La fuerza de la solidaridad
Cuando la Caravana por la Paz, la Justicia y la Dignidad llegó al puerto fronterizo de Nuevo Laredo (Tamaulipas) para cruzar la frontera con Texas, Myrna se veía nerviosa y preocupada. Con gran alegría ya se había reencontrado con sus hijas en Monterrey, después de tres años de no verlas. Ahora estaba a punto de enfrentar el día más difícil.
Myrna se encaminó por el puente internacional enseñando un cartel que decía “Mis hijas me extrañan y no son culpable de que yo sea migrante”. Sus hijas caminaban a su lado y los integrantes de la caravana detrás de ella, mientras que los medios de comunicación le seguían cado paso. Una vez alcanzada la línea que señalaba el comienzo del territorio estadounidense, se entregó a las autoridades y entregó su petición de asilo político.
Los activistas que acompañaban el caso de Myrna se esperaban que hubiera sido detenida en la frontera durante un par de semanas, y de allí trasladada a un centro de detención.
“Por lo regular es ese el proceso, aunque típicamente más cruel, ya que se aísla la persona completamente de la comunidad y muchas veces ni siquiera se sabe su paradero por días o semanas”, explica Juan Carlos Ruiz, sacerdote de la Iglesia de Sion de Nueva York, y defensor de derechos de los migrantes que acompañó el caso de Myrna.
Sin embargo, cuando los integrantes de la Caravana terminaron los tramites migratorios y lograron reunirse en Laredo (Texas), llegó la noticia inesperada–en pocas horas, Myrna habría sido liberada.
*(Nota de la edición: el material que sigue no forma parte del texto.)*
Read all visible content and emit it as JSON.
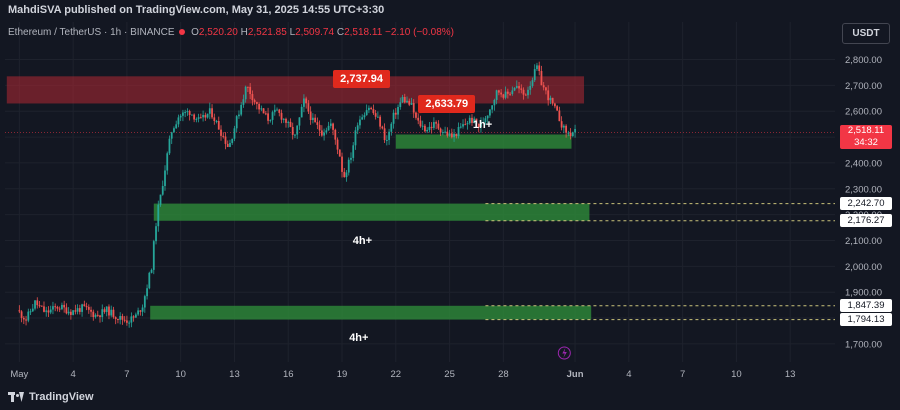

Sus hijas se abrazaron y lloraron, esta vez de felicidad.
“A Myrna le otorgaron un estatus condicional por un año, dándole el tiempo para que pueda presentar los documentos necesarios para su estadía en los Estados Unidos de Norteamérica”, explica Juan Carlos Ruiz. “El escenario es esperanzador ya que creemos que hay amplía evidencia de que las condiciones violentas y la política de impunidad que se está viviendo en México no son apropiadas”.
Ahora, sentada en su casa de Nueva York, rodeada por su familia y sus cosas, Myrna relata lo que pasó en la estación fronteriza entre Tamaulipas y Texas donde un hombre le advirtió, “A los mexicanos no le damos asilo. Si cruzas la puerta te vamos a arrestar”.
Entonces, mientras más de cien personas de la Caravana gritaban “¡No estás sola!”, de repente, le preguntó: “¿Usted piensa ir hasta Nueva York?”
“Sí, pensaba llegar allá con la caravana”, le dijo Myrna, y se sorprendió cuando le contestó, “Sí,–le dijo—“usted se va a ir hasta Nueva York”.